Wie also löst man dieses Problem? Und kann man es überhaupt lösen? Vaas stellt im ersten Teil des Buches das Informationsparadoxon detailliert vor und geht dann, ebenfalls sehr ausführlich, auf alle bisher vorgeschlagenen Lösungsmöglichkeiten ein. Stephen Hawking ist beispielsweise mittlerweile der Meinung, dass die Information nicht verschwindet sondern über die Hawking-Strahlung wieder abgegeben wird, die laut ihm nicht völlig thermisch ist, wie man bisher vermutet hat sondern aufgrund quantenmechanischer Effekte doch Informationen enthalten kann. Es gibt aber auch noch viel exotischer Lösungsmöglichkeiten. Manche Forscher haben vorgeschlagen, dass es schwarze Löcher in der bisherigen Form nicht geben kann sondern das stattdessen zum Beispiel Gravasterne entstehen. Andere Wissenschaftler meinen, dass die Information durch das schwarze Loch in ein Paralleluniversum gelangt, in dem sie gespeichert wird. Und dann gibt es noch viel ausergewöhnlichere Lösungsmöglichkeiten… aber ich will ja nicht alles verraten 😉
Der zweite Teil des Buches handelt von Überlichtgeschwindigkeit. Ist es tatsächlich unmöglich, sich schneller als das Licht fortzubewegen? Wie sieht es mit dem Warp-Antrieb aus, den der Physiker Miguel Alcubierre sich ausgedacht hat? Wie ist das mit den Wurmlöchern – kann man sie benutzen, um sich scheinbar schneller als das Licht zu bewegen? Auch wenn das hier sehr nach Science-Fiction klingt sind das doch seriöse Themen echter physikalischer Forschung und Vaas stellt die relevanten Arbeiten ausführlich vor.
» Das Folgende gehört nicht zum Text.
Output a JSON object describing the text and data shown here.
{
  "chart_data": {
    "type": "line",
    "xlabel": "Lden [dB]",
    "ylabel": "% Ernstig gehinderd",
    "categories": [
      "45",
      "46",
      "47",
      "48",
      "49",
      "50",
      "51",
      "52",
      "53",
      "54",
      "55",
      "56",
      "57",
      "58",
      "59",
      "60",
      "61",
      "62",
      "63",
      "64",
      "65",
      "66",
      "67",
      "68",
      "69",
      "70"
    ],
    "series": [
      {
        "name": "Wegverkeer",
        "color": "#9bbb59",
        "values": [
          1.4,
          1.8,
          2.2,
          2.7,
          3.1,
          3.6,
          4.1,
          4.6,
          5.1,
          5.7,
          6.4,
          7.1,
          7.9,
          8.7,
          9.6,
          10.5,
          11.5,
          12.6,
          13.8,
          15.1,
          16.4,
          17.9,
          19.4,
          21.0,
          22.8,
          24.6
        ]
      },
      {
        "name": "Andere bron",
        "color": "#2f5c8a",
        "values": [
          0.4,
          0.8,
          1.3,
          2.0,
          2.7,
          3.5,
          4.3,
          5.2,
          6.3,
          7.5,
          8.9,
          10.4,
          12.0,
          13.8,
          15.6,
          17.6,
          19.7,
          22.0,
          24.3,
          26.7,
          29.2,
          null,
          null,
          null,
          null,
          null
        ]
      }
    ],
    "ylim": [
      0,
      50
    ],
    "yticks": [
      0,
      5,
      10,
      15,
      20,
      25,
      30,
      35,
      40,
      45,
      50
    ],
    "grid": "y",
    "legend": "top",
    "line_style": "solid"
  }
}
Und er erklärt auch, warum es doch eher unwahrscheinlich ist, dass wir uns demnächst mit Warp-Antrieb von Stern zu Stern bewegen… Nicht ganz so pessimistisch ist die Sache, wenn es um “natürliche Überlichtgeschwindigkeit” geht. Vaas geht der Frage nach, ob es “Tachyonen” geben kann – also Teilchen, die sich immer schneller als das Licht bewegen. Schaut man sich die Arten der Teilchen an, die unser Universum enthält, dann haben wir Tardyonen, also Teilchen, die sich immer langsamer als das Licht bewegen und Luxonen, also Teilchen die sich immer genau mit Lichtgeschwindigkeit bewegen (z.B. Photonen). Aber Tachyonen scheinen nicht zu existieren. Aber rein prinzipiell könnte es sie geben und Vaas erklärt, wie man sie eventuell doch noch nachweisen könnte.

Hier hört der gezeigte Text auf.